C7 – North Norwegian Lakes

Freshwater fish species adapted to cold waters are particularly vulnerable to climate warming as they experience unfavourably high temperatures in the southernmost reaches of their distributions. Further north, climate warming may improve growth conditions, but will also favor colonization by warm water species that can threaten the cold water fish populations. The CSs will address the implications of climate warming for target cold water species and will provide advice for sustainable inland fishery management under climate changes.

Salmonid species, with their narrow thermal tolerance and growth-dependent population dynamics, exemplify how climate changes may affect cold water species targeted by inland fisheries. The North Norwegian Lakes case study will focus on the salmonid species brown trout (Salmo trutta), Arctic char (Salvelinus alpinus) and whitefish (Coregonus lavaretus) as well as the invasive vendace (Coregonus albula), characterized by size-dependent mechanisms of regulation.

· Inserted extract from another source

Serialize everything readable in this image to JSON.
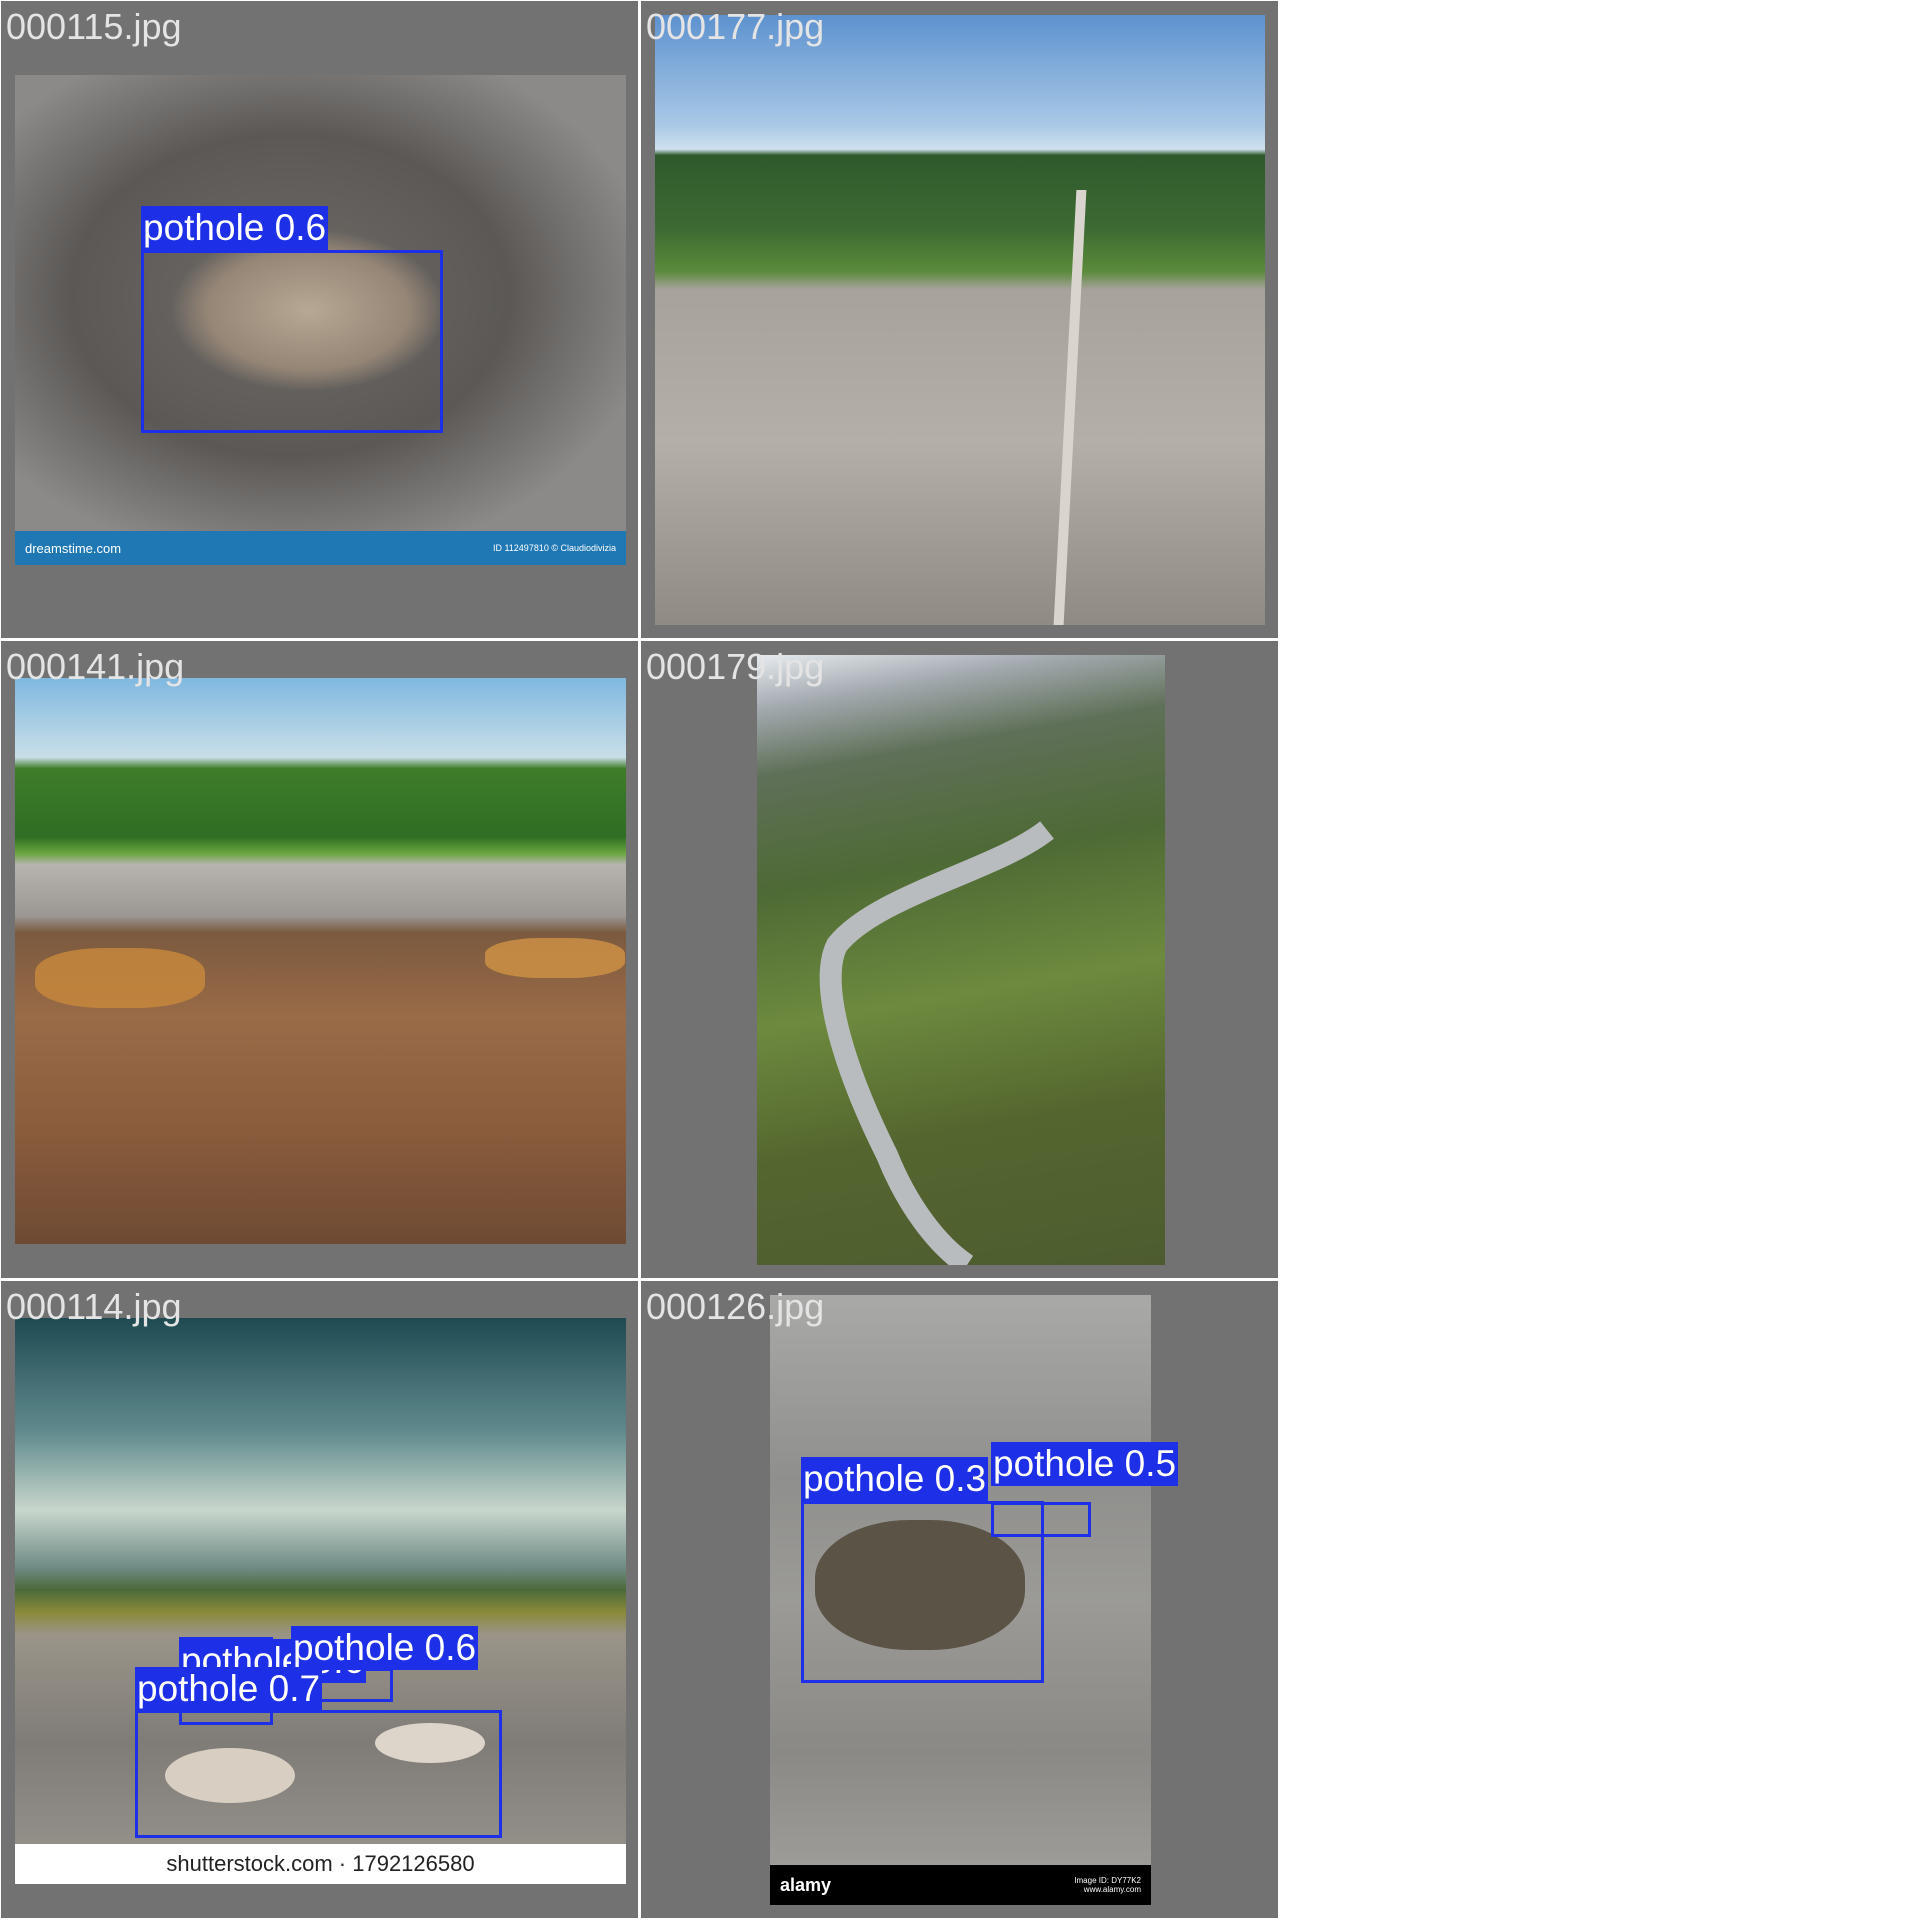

The detailed mechanistic understanding of the multispecies stock dynamics informs ecologically realistic models that will provide reliable forecasts for chosen IPCC scenarios. Modelling of temperature-dependent growth and of the demographic implications of climate warming across the European climatic range will rely on published and archived data for parametrization and calibration.

Long-term data from several lakes across Europe, spanning the climatic range from Northern Norway to Italy, further allow ClimeFish to address the impact of fishery and management decisions on stock and ecosystem health and resilience.